Création, continuités, ruptures : deuxième moitié du XXe siècle

Création, continuités, ruptures dans la deuxième moitié du XXe siècle

I. Histoire littéraire

 

– Théâtre : Eugène Ionesco, avec La Cantatrice chauve, fait partie du théâtre de l’absurde. C’est une comédie, inspirée du vaudeville, mais en rupture avec la logique de communication et un recours à l’absurde systématique. La rupture avec la logique de communication se traduit par des personnages qui se parlent sans se comprendre, des ordres dont l’exécution est différée. Les personnages sont censés se connaître mais ont oublié qu’ils sont mari et femme et qu’ils dorment dans le même lit. On peut parler de conversations à bâtons rompus, cela va dans tous les sens, il n’y a pas de fil conducteur. Un couple qui rencontre un autre couple chez lui et la bonne, cela semble traditionnel dans le théâtre de boulevard, mais tout le reste est décousu, l’ordre n’existe plus. Cette rupture avec le théâtre traditionnel fait écho à la perte de sens après la Seconde Guerre mondiale. Comment faire pour toujours raconter des histoires, y a-t-il un intérêt à raconter des histoires ?

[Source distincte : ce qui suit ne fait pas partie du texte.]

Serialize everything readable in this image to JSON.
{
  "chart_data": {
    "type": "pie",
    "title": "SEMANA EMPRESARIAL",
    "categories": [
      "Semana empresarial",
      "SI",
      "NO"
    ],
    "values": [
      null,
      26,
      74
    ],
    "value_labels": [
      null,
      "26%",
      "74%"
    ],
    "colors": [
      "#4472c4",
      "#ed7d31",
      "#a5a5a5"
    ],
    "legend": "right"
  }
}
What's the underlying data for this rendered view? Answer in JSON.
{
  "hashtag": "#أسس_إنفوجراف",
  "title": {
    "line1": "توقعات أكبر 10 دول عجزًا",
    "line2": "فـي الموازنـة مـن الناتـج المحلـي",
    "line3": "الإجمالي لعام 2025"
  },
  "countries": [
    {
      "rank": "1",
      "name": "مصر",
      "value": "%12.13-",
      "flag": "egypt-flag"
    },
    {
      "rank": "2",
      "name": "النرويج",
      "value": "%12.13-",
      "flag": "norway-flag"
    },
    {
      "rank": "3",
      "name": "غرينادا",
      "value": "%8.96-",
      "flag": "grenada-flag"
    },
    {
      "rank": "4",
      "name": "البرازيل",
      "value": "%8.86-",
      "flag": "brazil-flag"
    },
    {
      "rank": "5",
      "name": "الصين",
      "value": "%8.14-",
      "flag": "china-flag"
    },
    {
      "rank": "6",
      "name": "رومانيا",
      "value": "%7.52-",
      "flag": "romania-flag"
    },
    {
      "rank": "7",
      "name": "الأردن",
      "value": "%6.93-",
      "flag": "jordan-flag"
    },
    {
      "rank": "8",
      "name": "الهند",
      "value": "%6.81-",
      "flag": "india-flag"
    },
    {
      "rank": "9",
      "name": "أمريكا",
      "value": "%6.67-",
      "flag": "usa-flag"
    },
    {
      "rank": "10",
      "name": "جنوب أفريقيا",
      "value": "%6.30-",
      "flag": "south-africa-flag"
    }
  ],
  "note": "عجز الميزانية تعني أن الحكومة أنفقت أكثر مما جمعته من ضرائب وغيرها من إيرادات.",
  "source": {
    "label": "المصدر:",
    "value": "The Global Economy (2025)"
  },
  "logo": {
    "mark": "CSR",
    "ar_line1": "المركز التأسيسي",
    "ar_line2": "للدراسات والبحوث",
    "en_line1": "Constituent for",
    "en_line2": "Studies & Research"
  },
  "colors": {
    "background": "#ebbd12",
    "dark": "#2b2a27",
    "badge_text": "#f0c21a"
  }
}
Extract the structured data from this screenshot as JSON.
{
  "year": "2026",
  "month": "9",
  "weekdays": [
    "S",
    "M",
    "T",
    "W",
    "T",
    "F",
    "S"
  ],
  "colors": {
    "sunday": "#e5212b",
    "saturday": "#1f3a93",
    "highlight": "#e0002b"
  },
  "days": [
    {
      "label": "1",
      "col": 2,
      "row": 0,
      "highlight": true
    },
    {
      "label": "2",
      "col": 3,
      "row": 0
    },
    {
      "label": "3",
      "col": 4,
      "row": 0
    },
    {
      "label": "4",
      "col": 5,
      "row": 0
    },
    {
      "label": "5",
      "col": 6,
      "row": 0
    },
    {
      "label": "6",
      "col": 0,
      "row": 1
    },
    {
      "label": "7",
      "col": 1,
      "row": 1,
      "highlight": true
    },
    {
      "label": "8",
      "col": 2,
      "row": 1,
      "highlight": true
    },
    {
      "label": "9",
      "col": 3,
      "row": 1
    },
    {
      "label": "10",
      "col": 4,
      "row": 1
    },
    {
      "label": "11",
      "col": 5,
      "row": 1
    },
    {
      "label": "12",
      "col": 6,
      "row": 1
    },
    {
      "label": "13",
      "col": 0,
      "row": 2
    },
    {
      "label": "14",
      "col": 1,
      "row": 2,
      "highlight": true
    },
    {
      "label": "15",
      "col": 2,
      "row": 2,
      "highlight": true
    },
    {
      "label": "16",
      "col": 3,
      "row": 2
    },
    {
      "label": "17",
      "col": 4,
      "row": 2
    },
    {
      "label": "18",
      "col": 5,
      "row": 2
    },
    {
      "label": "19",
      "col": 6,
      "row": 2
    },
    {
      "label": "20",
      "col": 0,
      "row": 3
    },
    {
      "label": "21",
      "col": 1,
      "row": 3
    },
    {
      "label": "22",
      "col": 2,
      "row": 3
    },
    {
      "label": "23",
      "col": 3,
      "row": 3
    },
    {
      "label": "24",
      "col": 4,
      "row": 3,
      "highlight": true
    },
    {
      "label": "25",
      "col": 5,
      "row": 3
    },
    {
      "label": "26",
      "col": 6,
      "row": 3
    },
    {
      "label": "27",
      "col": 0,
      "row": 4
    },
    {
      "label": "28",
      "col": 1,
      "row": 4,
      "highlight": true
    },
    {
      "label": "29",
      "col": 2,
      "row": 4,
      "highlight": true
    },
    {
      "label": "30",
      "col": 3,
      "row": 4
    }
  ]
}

– Roman : Michel Butor, La Modification. Butor fait partie du mouvement appelé « le nouveau roman », avec Sarraute, Robbe-Grillet où il s’agit de réinventer les manières de raconter des histoires. Le narrateur n’utilise pas le « je » ou le « il », mais dit « vous ». Le « vous » est omniprésent : « vous prenez ce train pour Rome », « vous entrez dans la gare ». Il raconte le voyage pour rencontrer sa maîtresse à Rome, mais il va raconter l’histoire du voyage plutôt que celui de la retrouver là-bas. Cela crée une rupture dans l’énonciation (qui parle à qui ?). Les pronoms habituellement utilisés dans le discours sont utilisés pour la narration. Le nouveau roman ne répond pas à des règles qu’on aurait mises par écrit. Les auteurs du nouveau roman se sont livrés à des expérimentations nouvelles.

 

II. Philosophie

 

– Michel Foucault, Qu’est-ce qu’un auteur ? L’auteur est défini comme fonction. D’habitude, l’auteur est vu comme une personne, qui a une vie, avec des événements qui l’ont influencés, en prise avec l’histoire de son temps. Foucault estime que c’est la fonction d’écrire qui définit l’auteur, c’est une voix impersonnelle qui doit créer. L’auteur ne doit pas être vu pour ses choix religieux, idéologiques, biographiques.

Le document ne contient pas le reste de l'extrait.